Among the survivor’s stories, there is one that comes to my mind a lot. A woman told the story of her 25-year-old son who was struck down by a drunk driver in a car crash. He was a beloved son, the youngest of many in a close Hispanic family. He didn’t die right away; he languished in a drug induced coma. His mother had to let him go. They decided to remove life support. His mother sat with him, feeling the life leaving his body. She kissed his forehead, his arms, his hands and so on. She felt that it was right that she should be with him at the moment of his death, as she had been with him at the moment of his birth. As a mother now, I can recognize the depth of her pain. I know the depth of love I feel for my own children. I can’t imagine how she went on. Guilt strikes survivors in many ways. She felt guilty that she hadn’t finished altering a nice suit for him to wear when he was alive.

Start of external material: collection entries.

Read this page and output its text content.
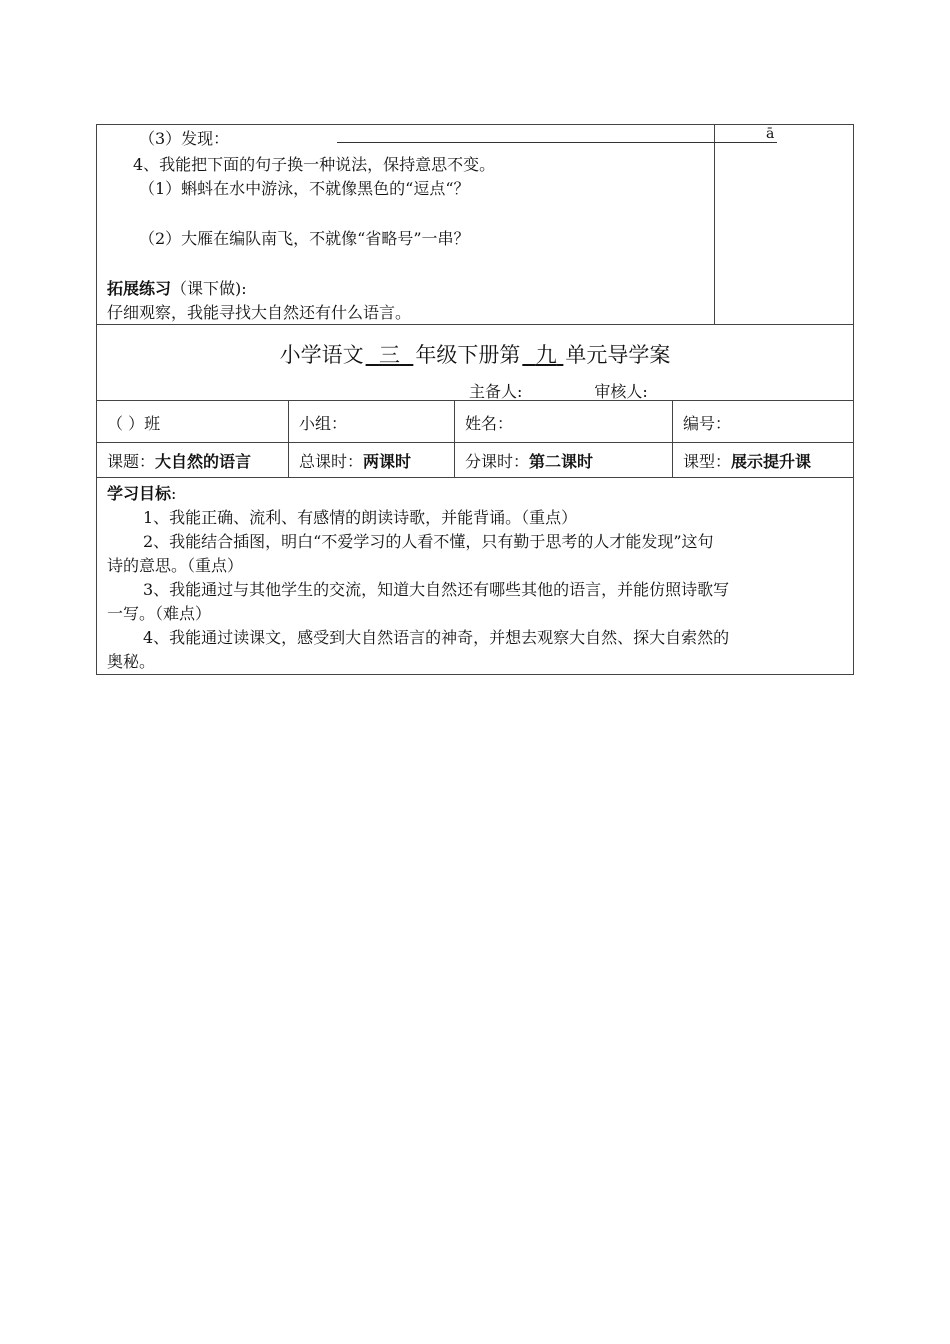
（3）发现：	ā
4、我能把下面的句子换一种说法，保持意思不变。
（1）蝌蚪在水中游泳，不就像黑色的“逗点“？
（2）大雁在编队南飞，不就像“省略号”一串？
拓展练习（课下做):
仔细观察，我能寻找大自然还有什么语言。
小学语文 三 年级下册第 九 单元导学案
主备人:	审核人:
（ ）班	小组：	姓名：	编号：
课题： 大自然的语言	总课时： 两课时	分课时： 第二课时	课型： 展示提升课
学习目标:
1、我能正确、流利、有感情的朗读诗歌，并能背诵。（重点）
2、我能结合插图，明白“不爱学习的人看不懂，只有勤于思考的人才能发现”这句
诗的意思。（重点）
3、我能通过与其他学生的交流，知道大自然还有哪些其他的语言，并能仿照诗歌写
一写。（难点）
4、我能通过读课文，感受到大自然语言的神奇，并想去观察大自然、探大自索然的
奥秘。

Instead, he wore it for burial. She implored the audience as a parent, “Please get help if you can’t stop drinking. Don’t take away someone’s child.”

 

I was vicariously traumatized by hearing these stories every week. I burst into tears one night when I saw a crushed car on the side of the road: no victims standing on the side talking to police. I assumed they were all on their way to the hospital. The good thing about this experience was that I will never drive after more than one drink. My husband abides by the same rule. Please make yourself a promise:  If you have drinks when you go out, don’t drive. If you can’t go out without getting drunk, get help.